У костра перестали говорить, есть, шевелиться. Прошло короткое время — и вот он, зверек, возник в воде, скользнул по камням, уверенно перевалился через борт лодки и тут же сделался белорылым.
— А-а, — разогнулся кормовой, — Это норка. Она рыбу из лодки ворует. Я ей счас покажу, как тырить чужое!
И кормовой схватил шест, прислоненный к избушке. Я попросил его не трогать зверушку, дать насмотреться на нее, и кормовой, сдержав свой мстительный порыв, сказал, что если это дело оставить так, норка часа за два перетаскает всю рыбу, попрячет ее по кустам, под камнями и пнями, потом будет безбедно жить и питаться. Случалось, она за ночь оставляла полоротых охотников или рыбаков без харчей и добычи — очень смышленая и очень ходовая, проворная и хищная зверушка. Выедает в гнездах яйца, птенцов, птиц, шарится по объедьям хищников, но и подле нее много всякой твари кормится: вороны, мыши, колонки; вонять начнет спрятанная рыба или мясо — явится медведь и все подберет подчистую. Жизнь тут не шуточная. Кто кого…
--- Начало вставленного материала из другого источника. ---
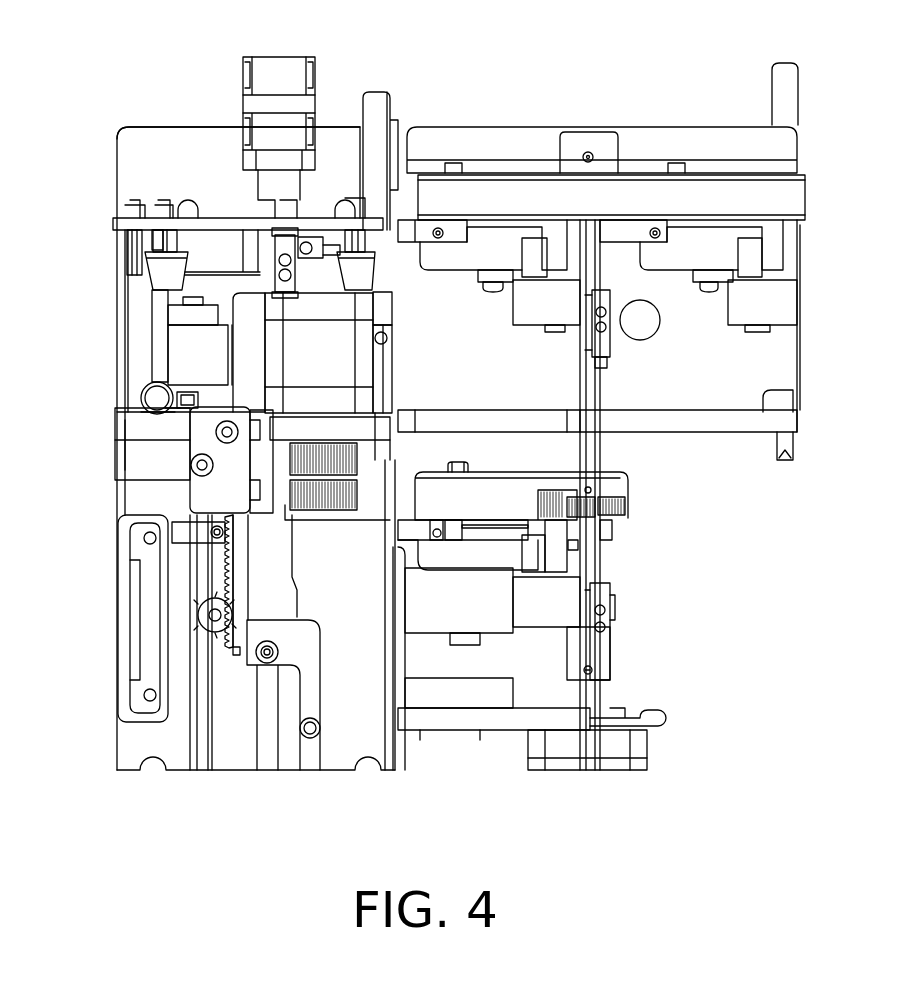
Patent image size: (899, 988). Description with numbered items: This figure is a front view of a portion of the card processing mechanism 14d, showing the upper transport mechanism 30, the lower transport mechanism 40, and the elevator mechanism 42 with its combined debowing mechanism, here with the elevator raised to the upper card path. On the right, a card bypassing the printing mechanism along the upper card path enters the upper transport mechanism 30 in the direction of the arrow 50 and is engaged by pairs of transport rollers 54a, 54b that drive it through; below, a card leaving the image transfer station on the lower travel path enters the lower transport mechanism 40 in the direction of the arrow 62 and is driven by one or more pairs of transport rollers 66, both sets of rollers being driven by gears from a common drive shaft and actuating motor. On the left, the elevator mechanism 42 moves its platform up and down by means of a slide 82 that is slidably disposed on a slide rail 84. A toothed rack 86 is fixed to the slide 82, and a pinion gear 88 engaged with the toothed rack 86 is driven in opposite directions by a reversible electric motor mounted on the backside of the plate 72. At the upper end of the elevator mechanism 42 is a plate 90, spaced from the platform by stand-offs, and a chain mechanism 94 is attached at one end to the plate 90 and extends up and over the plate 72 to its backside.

The card processing mechanism 14d is at (300, 812).
The elevator mechanism 42 is at (100, 332).
The plate 72 is at (150, 135).
The plate 90 is at (220, 225).
The chain mechanism 94 is at (275, 60).
The slide 82 is at (255, 575).
The pinion gear 88 is at (206, 640).
The toothed rack 86 is at (238, 597).
The slide rail 84 is at (274, 700).
The upper transport mechanism 30 is at (590, 119).
The arrow 50 is at (815, 358).
The transport rollers 54a is at (751, 352).
The transport rollers 54b is at (527, 348).
The lower transport mechanism 40 is at (620, 560).
The arrow 62 is at (646, 642).
The transport rollers 66 is at (520, 617).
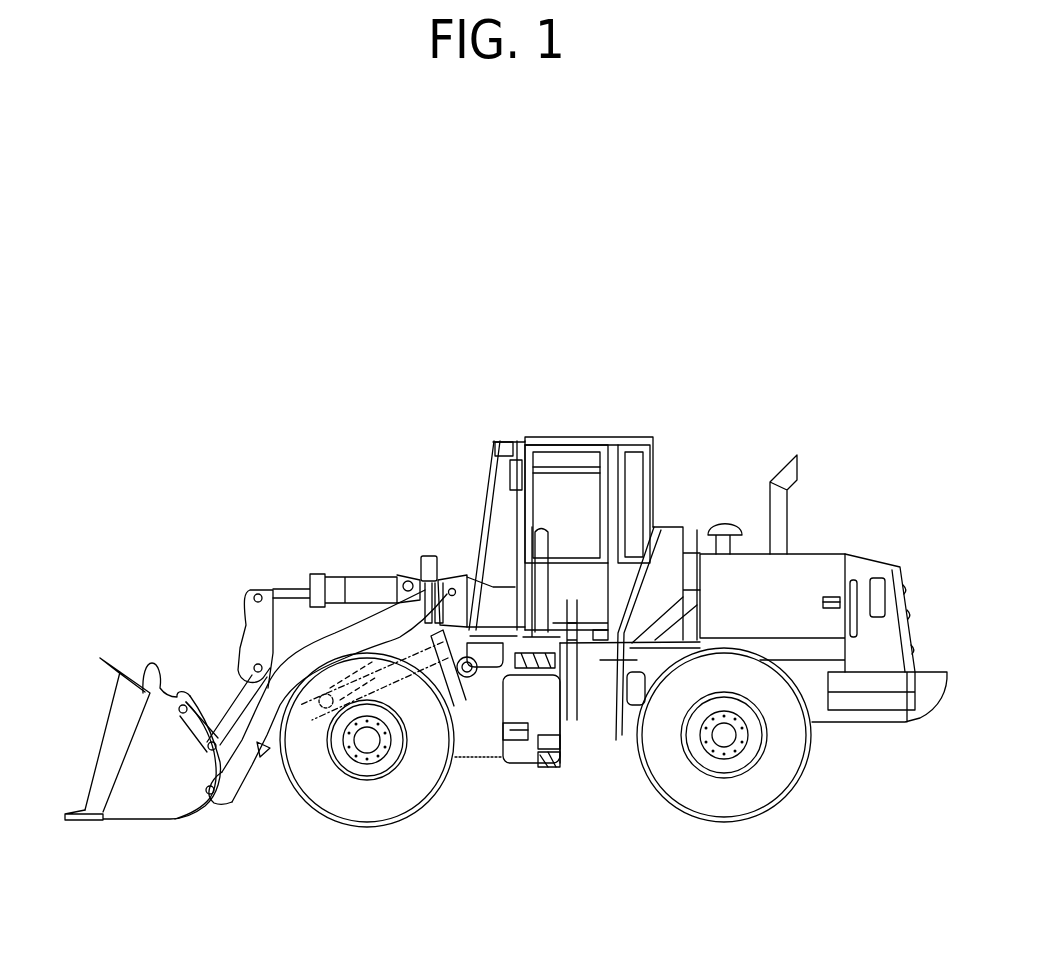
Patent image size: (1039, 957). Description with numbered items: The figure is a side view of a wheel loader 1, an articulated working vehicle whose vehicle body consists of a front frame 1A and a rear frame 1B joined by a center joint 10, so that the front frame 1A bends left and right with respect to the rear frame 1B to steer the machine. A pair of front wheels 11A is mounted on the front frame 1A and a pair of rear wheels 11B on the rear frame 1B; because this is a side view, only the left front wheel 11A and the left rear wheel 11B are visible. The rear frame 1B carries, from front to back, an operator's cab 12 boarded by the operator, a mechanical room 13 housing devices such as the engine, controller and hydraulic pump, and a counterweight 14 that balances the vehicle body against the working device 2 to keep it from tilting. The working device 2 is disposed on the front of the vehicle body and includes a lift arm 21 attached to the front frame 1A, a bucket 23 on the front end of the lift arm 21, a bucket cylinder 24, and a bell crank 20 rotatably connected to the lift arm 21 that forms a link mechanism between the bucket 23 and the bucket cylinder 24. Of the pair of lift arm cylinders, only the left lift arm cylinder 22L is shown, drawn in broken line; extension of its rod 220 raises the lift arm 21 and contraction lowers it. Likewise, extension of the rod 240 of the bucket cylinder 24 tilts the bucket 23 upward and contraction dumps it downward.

The wheel loader 1 is at (204, 429).
The front frame 1A is at (345, 477).
The rear frame 1B is at (736, 426).
The working device 2 is at (234, 845).
The center joint 10 is at (535, 790).
The front wheels 11A is at (397, 807).
The rear wheels 11B is at (720, 810).
The operator's cab 12 is at (502, 458).
The mechanical room 13 is at (823, 565).
The counterweight 14 is at (923, 683).
The bell crank 20 is at (247, 640).
The lift arm 21 is at (262, 742).
The lift arm cylinder 22L is at (403, 690).
The rod 220 is at (335, 692).
The bucket 23 is at (135, 802).
The bucket cylinder 24 is at (340, 585).
The rod 240 is at (282, 590).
Меж тем норка раза четыре сбегала в лодку, и кормовой наш не выдержал.
— Н-ну уж не-эт! — заблажил он и ринулся с шестом к лодке. — Ты что, курвинский твой род, делаешь, а?! — И захлопал, забил шестом по камням, по кустам. Норка сиганула в чащу, выронив в воду хариуса. — Мотри у меня! — сказал кормовой в заключение, грозя пальцем в лес. — Осенью приплыву, имать тебя буду.
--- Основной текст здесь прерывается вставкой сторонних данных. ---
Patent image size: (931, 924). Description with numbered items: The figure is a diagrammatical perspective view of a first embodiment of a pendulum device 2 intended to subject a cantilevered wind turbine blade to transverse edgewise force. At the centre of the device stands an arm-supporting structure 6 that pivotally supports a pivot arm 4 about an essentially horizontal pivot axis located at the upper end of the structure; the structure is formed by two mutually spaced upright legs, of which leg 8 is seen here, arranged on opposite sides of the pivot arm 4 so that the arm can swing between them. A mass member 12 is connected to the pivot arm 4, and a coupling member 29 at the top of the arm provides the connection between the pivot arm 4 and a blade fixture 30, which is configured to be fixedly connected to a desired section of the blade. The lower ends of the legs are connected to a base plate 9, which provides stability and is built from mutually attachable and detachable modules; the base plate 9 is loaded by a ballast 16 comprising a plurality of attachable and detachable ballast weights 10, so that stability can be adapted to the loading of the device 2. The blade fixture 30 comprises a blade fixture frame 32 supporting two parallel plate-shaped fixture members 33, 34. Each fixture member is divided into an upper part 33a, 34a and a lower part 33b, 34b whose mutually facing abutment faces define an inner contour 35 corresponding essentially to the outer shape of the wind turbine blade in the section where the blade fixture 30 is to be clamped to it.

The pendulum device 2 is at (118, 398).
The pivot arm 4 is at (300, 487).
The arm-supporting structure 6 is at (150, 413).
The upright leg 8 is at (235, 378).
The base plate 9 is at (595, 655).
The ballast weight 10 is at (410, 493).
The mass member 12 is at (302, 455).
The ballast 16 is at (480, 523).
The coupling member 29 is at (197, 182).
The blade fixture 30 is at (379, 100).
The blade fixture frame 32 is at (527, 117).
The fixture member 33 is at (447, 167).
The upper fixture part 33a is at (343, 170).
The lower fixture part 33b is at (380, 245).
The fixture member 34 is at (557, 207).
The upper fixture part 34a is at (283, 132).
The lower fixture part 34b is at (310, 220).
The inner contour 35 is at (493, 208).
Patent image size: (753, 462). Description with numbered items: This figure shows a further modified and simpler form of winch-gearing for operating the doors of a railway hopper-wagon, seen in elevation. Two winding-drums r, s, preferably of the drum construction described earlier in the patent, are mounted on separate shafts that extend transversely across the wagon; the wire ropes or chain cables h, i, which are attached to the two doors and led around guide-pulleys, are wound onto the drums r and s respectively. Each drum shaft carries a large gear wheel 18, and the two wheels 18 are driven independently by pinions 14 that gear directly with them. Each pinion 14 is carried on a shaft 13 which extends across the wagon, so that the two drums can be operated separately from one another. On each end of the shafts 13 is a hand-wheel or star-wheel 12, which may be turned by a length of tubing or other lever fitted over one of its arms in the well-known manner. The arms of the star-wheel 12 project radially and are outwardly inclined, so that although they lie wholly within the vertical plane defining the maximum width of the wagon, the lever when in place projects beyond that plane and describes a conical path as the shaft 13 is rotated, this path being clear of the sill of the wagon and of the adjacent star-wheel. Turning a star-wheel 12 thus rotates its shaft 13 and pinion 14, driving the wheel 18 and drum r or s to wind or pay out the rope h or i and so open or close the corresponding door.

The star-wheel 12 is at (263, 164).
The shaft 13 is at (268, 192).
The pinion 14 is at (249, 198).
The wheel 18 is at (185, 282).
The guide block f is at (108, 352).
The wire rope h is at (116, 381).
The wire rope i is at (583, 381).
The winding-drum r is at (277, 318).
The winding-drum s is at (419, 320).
Короткое это происшествие всех взбудоражило, подвеселило, и мы вышли на косу в боевом настроении, где и обнаружили след козла, перешедшего речку, затем переплывшего реку и зачем-то сердито оравшего в лесу. Кормовой сожалел, что не был тут, приговорил бы он этого козла — у кормового было ружье для обороны, как говорил он. Однако оборона-то обороной, но дичь, да еще ревущая, по его мнению, тоже не очень должна шляться возле стана и мешать людям думать и спать.